To recap, securitization and the banking practice of originate and redistribute follows the doctrine of taking a debt owed to a bank and repackaging that debt with other debts and selling it to a third party. The system works well once it isn't linked directly to the prices of a single commodity. In the instance of the subprime mortgage crisis, these securities were tightly linked to the prices of houses and collapsed once prices fell. In this case the original banks who sold these loans to students in debt repackaged several student loan debts together in securities and sold them off to other trusts and financial institutions that now own these debts. In this instance the owners of roughly $12 billion worth of student loans is the National Collegiate Student Loan Trust. In this case, the value and worth of these student loans is not contingent on a commodity, however it is contingent on whether each student can afford to pay off their student loans.

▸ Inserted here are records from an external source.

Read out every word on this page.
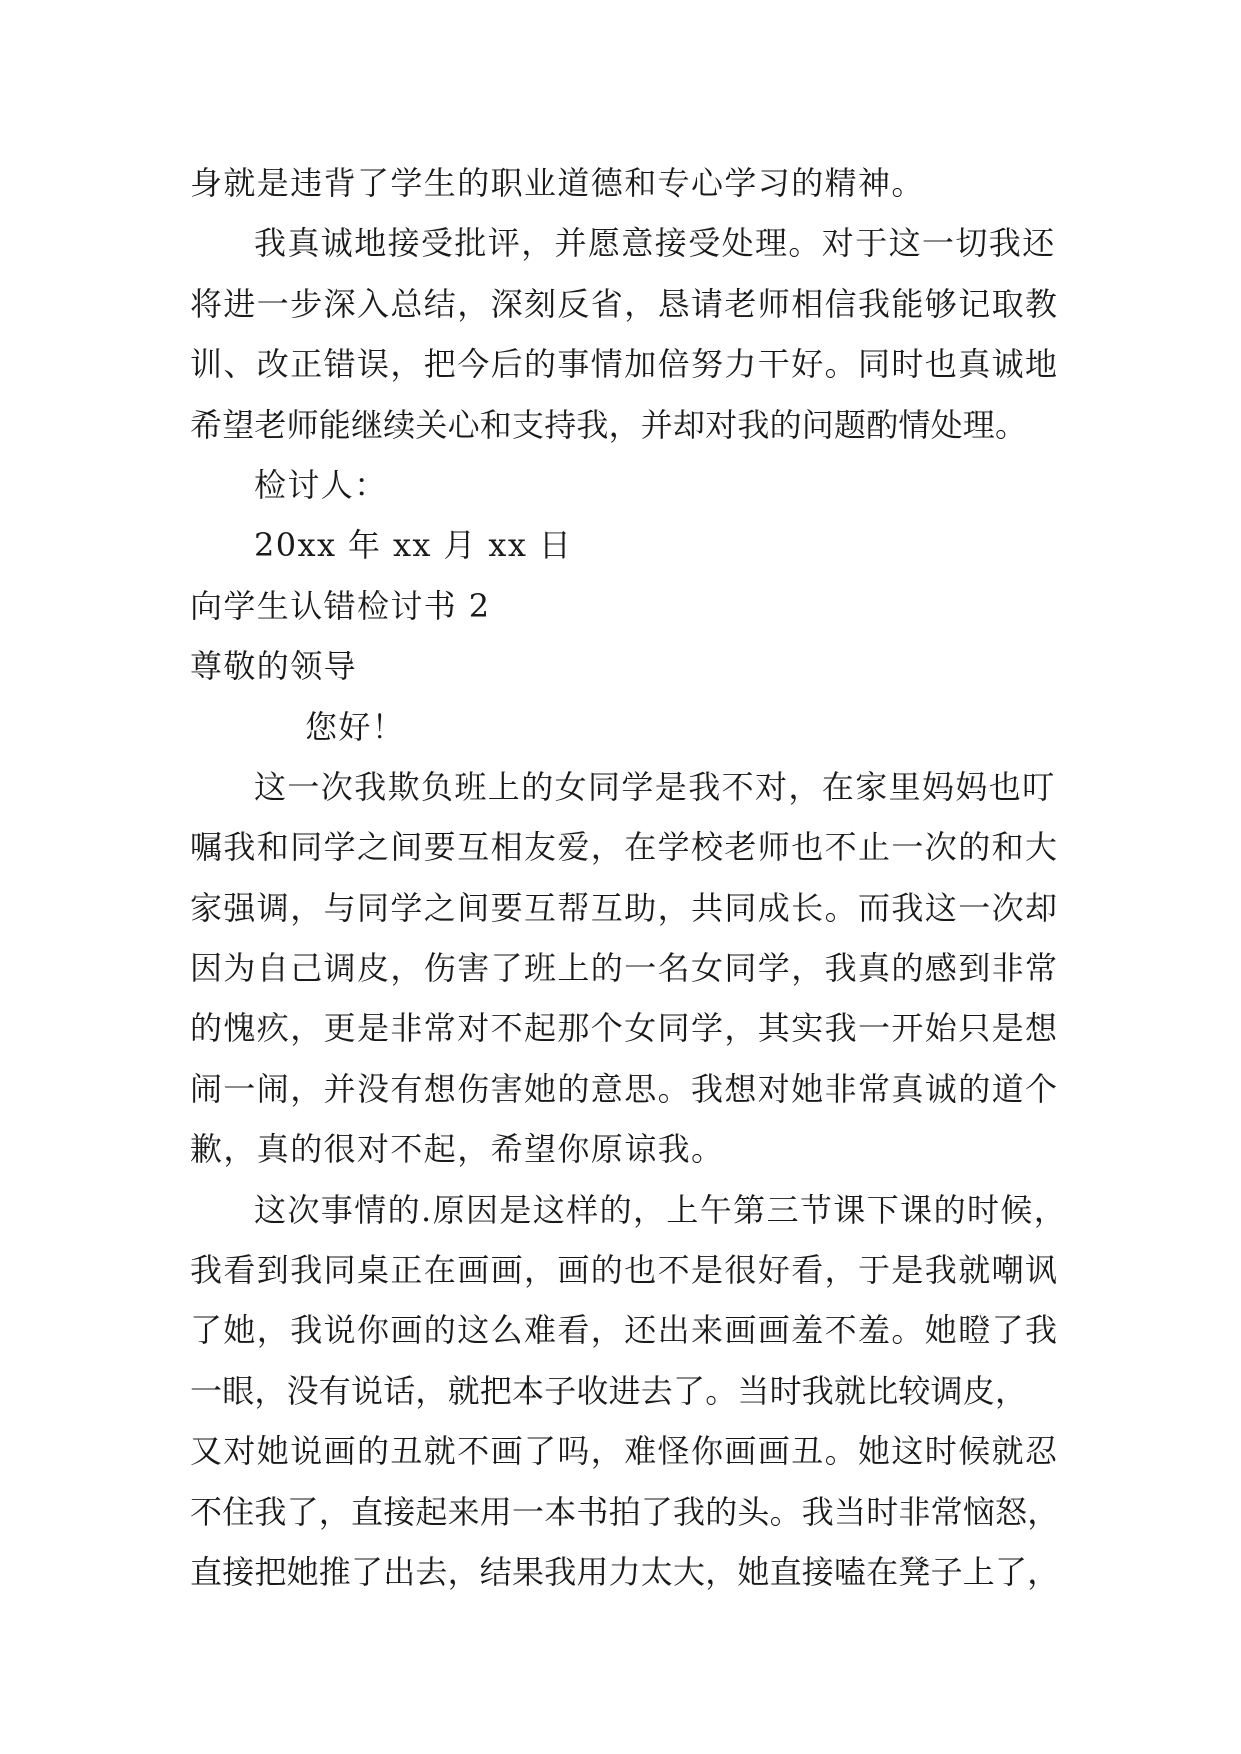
身就是违背了学生的职业道德和专心学习的精神。
我真诚地接受批评，并愿意接受处理。对于这一切我还
将进一步深入总结，深刻反省，恳请老师相信我能够记取教
训、改正错误，把今后的事情加倍努力干好。同时也真诚地
希望老师能继续关心和支持我，并却对我的问题酌情处理。
检讨人：
20xx 年 xx 月 xx 日
向学生认错检讨书 2
尊敬的领导
您好！
这一次我欺负班上的女同学是我不对，在家里妈妈也叮
嘱我和同学之间要互相友爱，在学校老师也不止一次的和大
家强调，与同学之间要互帮互助，共同成长。而我这一次却
因为自己调皮，伤害了班上的一名女同学，我真的感到非常
的愧疚，更是非常对不起那个女同学，其实我一开始只是想
闹一闹，并没有想伤害她的意思。我想对她非常真诚的道个
歉，真的很对不起，希望你原谅我。
这次事情的.原因是这样的，上午第三节课下课的时候，
我看到我同桌正在画画，画的也不是很好看，于是我就嘲讽
了她，我说你画的这么难看，还出来画画羞不羞。她瞪了我
一眼，没有说话，就把本子收进去了。当时我就比较调皮，
又对她说画的丑就不画了吗，难怪你画画丑。她这时候就忍
不住我了，直接起来用一本书拍了我的头。我当时非常恼怒，
直接把她推了出去，结果我用力太大，她直接嗑在凳子上了，
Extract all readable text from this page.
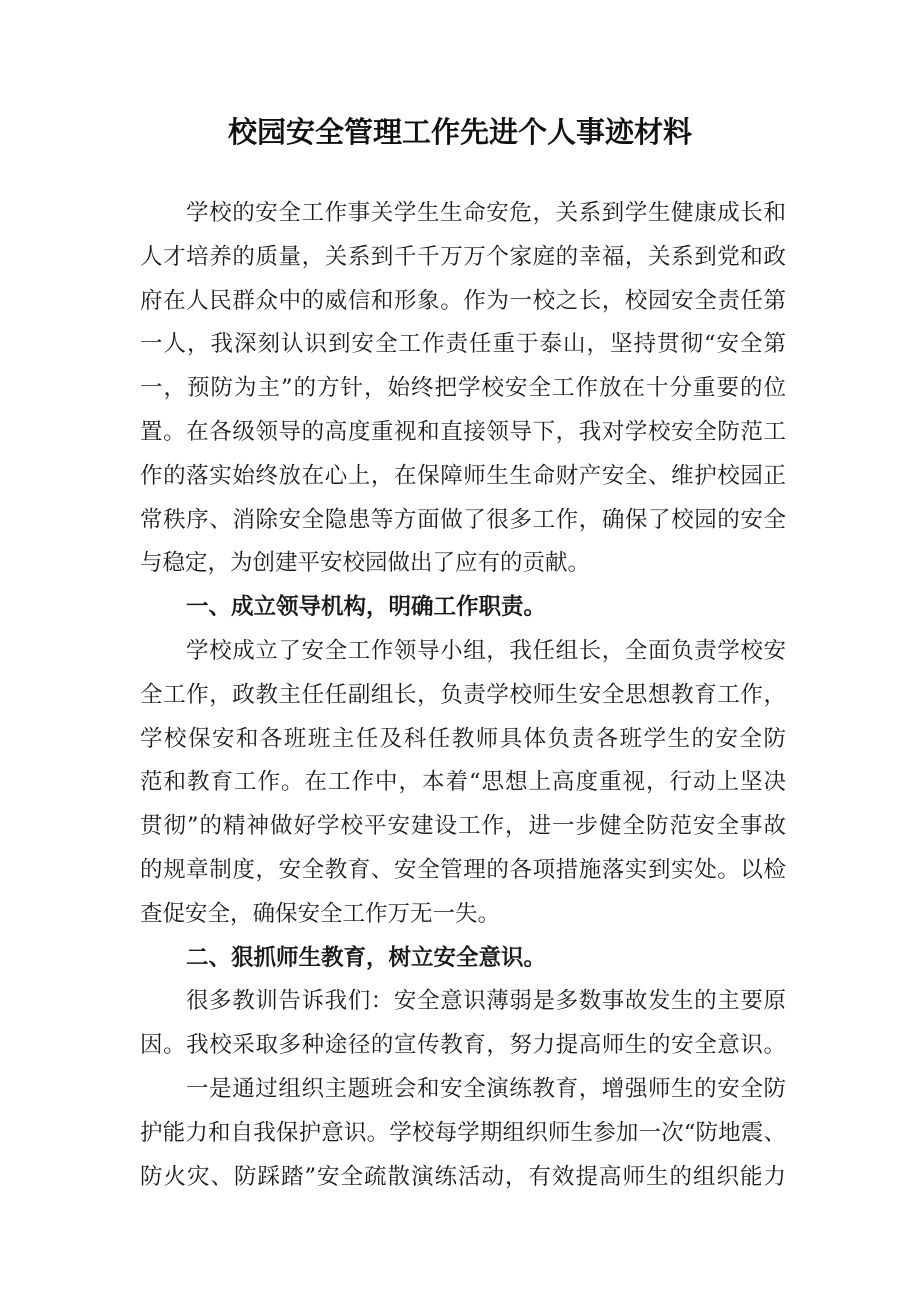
校园安全管理工作先进个人事迹材料
学校的安全工作事关学生生命安危，关系到学生健康成长和
人才培养的质量，关系到千千万万个家庭的幸福，关系到党和政
府在人民群众中的威信和形象。作为一校之长，校园安全责任第
一人，我深刻认识到安全工作责任重于泰山，坚持贯彻“安全第
一，预防为主”的方针，始终把学校安全工作放在十分重要的位
置。在各级领导的高度重视和直接领导下，我对学校安全防范工
作的落实始终放在心上，在保障师生生命财产安全、维护校园正
常秩序、消除安全隐患等方面做了很多工作，确保了校园的安全
与稳定，为创建平安校园做出了应有的贡献。
一、成立领导机构，明确工作职责。
学校成立了安全工作领导小组，我任组长，全面负责学校安
全工作，政教主任任副组长，负责学校师生安全思想教育工作，
学校保安和各班班主任及科任教师具体负责各班学生的安全防
范和教育工作。在工作中，本着“思想上高度重视，行动上坚决
贯彻”的精神做好学校平安建设工作，进一步健全防范安全事故
的规章制度，安全教育、安全管理的各项措施落实到实处。以检
查促安全，确保安全工作万无一失。
二、狠抓师生教育，树立安全意识。
很多教训告诉我们：安全意识薄弱是多数事故发生的主要原
因。我校采取多种途径的宣传教育，努力提高师生的安全意识。
一是通过组织主题班会和安全演练教育，增强师生的安全防
护能力和自我保护意识。学校每学期组织师生参加一次“防地震、
防火灾、防踩踏”安全疏散演练活动，有效提高师生的组织能力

Currently, student loans have created a roughly $108 billion market, which has made investors eager to engage. Although it is nowhere near the size of the $2 trillion mortgage market, it is still a large amount. In addition, as I wrote in a previous article on the similarities and differences between the subprime crisis and the 1930's Great Depression was that those crises were triggered by large-scale banking runs based on information asymmetries. These information asymmetries resulted from the fear of whether or not individual depositors' banks were affected by the crises, triggering a banking panic and subsequently a financial crisis. Although student loan debts amount to a fraction of the mortgage market that triggered the financial crisis, I would argue that the monetary value of the student loan market meets the threshold that may create a banking panic.